Three Concepts for My Success Teaching ESL
In this essay I will discuss three truisms that have made teaching English to adult immigrants successful for me. The truisms are that 1) Knowledge is Socially Distributed, 2) Behavioral Objectives (B.F. Skinner) are powerful tools to teach ESL, and 3) The Development of Student Self-Concept leads to language and personal growth.
Knowledge is socially distributed. I was a graduate student at the University of Houston when I first was introduced to this idea. I borrow it from an excellent mentor and friend, Dr. Silvia Pena. It seems so obvious yet so easy to overlook. As the occasion permits I present this idea to my students. We have examined how learning a language cannot be done in a vacuum. When we were children we learned to communicate from our adult models. We trained our hearing to know the meaning of certain sounds in the setting used. We repeated and were rewarded for correctly using the language.
I ask my students to keep a diary of the interactions that they have with others so that they can quantify the social network where they are using their first AND English languages. They are able to comprehend the value of increasing interactions with English speakers to enlarge their sphere of social contact and use of English.
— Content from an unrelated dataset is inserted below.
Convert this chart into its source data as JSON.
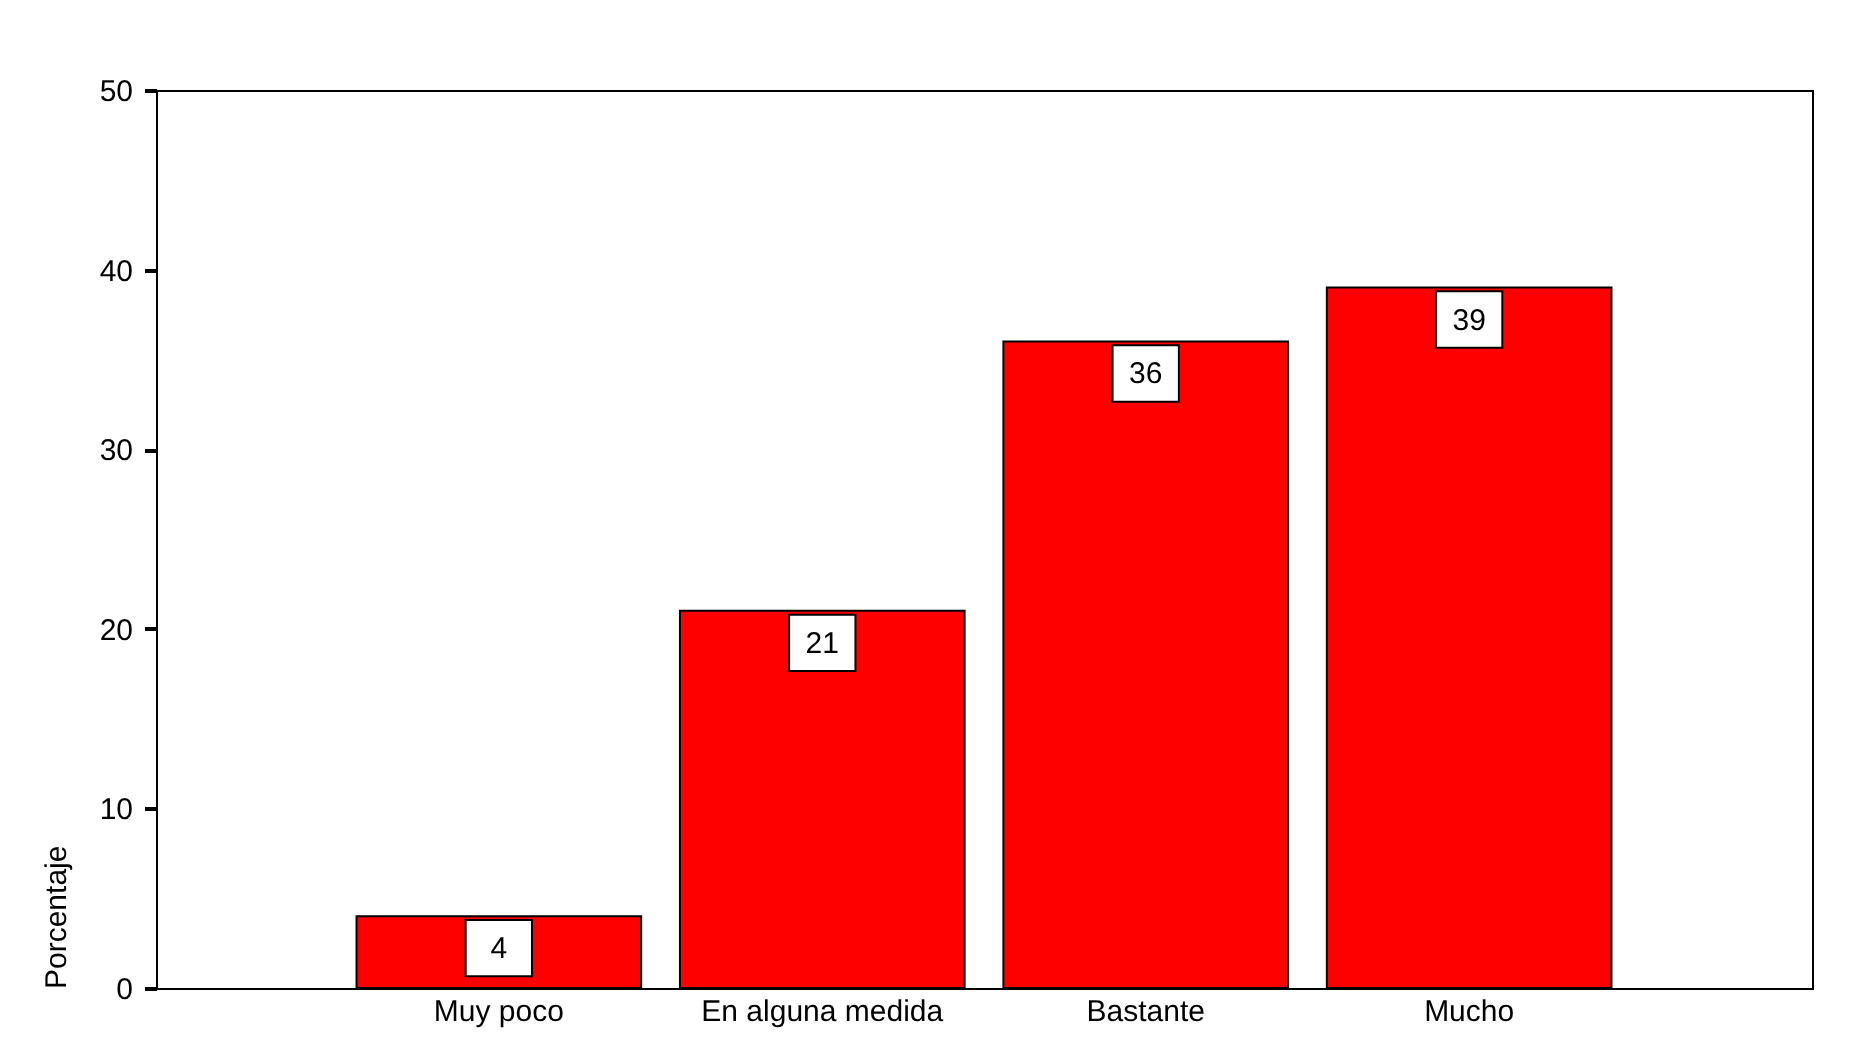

Here’s a quick example of its application in my class. Each student must teach the class [and me] how to do the work they do. It is done in English by the student and the rest of the class must come up with questions about the work. We’re learning about tee-shirt printing, landscaping, landfills etc. and using English. A second example is from request for help with letters – scams - that students receive. I turn this into a whole class “ teachable moment.” Other students share scams that they have had to deal with and the knowledge of how to deal with these goes on and on.
Use Behavioral Objectives. In the early 70’s I had to good fortune of meeting B. F. Skinner. His logical, observable and quantifiable approach has been a tool I use in many ways. My students enter the class and “Drop Everything And Read.” It’s become automatic, observable and useful to the students. They also know that the objectives written on the board will need to be demonstrated before they leave. I call it the ticket out first tool.
For example, if we are conjugating a verb in the present progressive, the student must say the verb in that tense and use it in a sentence to leave before the others. They know they’ll have to teach the class a skill we are learning. So they know what is expected, when and how to show it. I suggest that they use written objectives for their own weekly, monthly, annual and ten-year goal setting. I let them know that it is the map they will use to avoid continuously circling the metropolitan traffic loops.
Building student self-concept. We all feel good when others commend us. That’s true of our students too. In my class we have a rule that I CAN’T or No Puedo…is not allowed. I often hear a new student being told by the class that, “you can’t say – NO PUEDO” in this class. We’ll help you. A fantastic example of this is a recent project with student teachers from the University of Texas and Fuente. I explained the idea to the student teachers and they ran with it. The student teachers helped the students in groups of two or three. They were able to expand the writing and presentations of my students’ work presentations and songs. We compared negative baggage across cultures recently. My Mexican student was explaining to Guatemalan and Ethiopian students how women are looked down upon. Seems it was the same for the others and for most persons that are lower on the economic and educational ladder. Our discussions lead to ways to counter this. The students tallied the number of times they personally said negative things about themselves for one week. It hit home. We don’t allow negative talk in class and many are using my example of not using the words, I Should. You either do or don’t do something. That includes using English in formal and informal settings.
When our classes first start meeting I begin with a demonstration of body language. I walk in hunched and head downcast. Then I walk with the shoulders and head up-right and make eye contact. The students are able to tell me which of the two demonstrates confidence and a positive image.
Conclusion. I’ve been fortunate to have retired from years of doing educational research and public middle school teaching. I believe that I have acquired a vast storehouse of knowledge because of the social interaction. Knowledge is socially distributed. The use of behavioral objectives in educational and personal realms has given me much comfort. I made a map and adjusted as needed. It leads me to yet more interesting adventures. I feel that I am worth doing good things for myself and others. A positive mental image is a vehicle for learning, sharing our knowledge and appreciating this good earth.
Tomas Rodriguez is currently an ESL teacher with Fuente Learning Center in Austin. He is a graduate of the University of Houston with a M.Ed. and Administration Certicication. His early educational work was in research of Follow Through Programs and Bilingual Education programs in Los Angeles and Philadelphia. He was a Ford Fellow with the Department of Education in Washington D.C.
Tomas taught science for ESL Middle Schools in Austin ISD prior to retirement. He has been an ESL teacher trainer/ESL adult ESL professor for the past four years with Fuente School.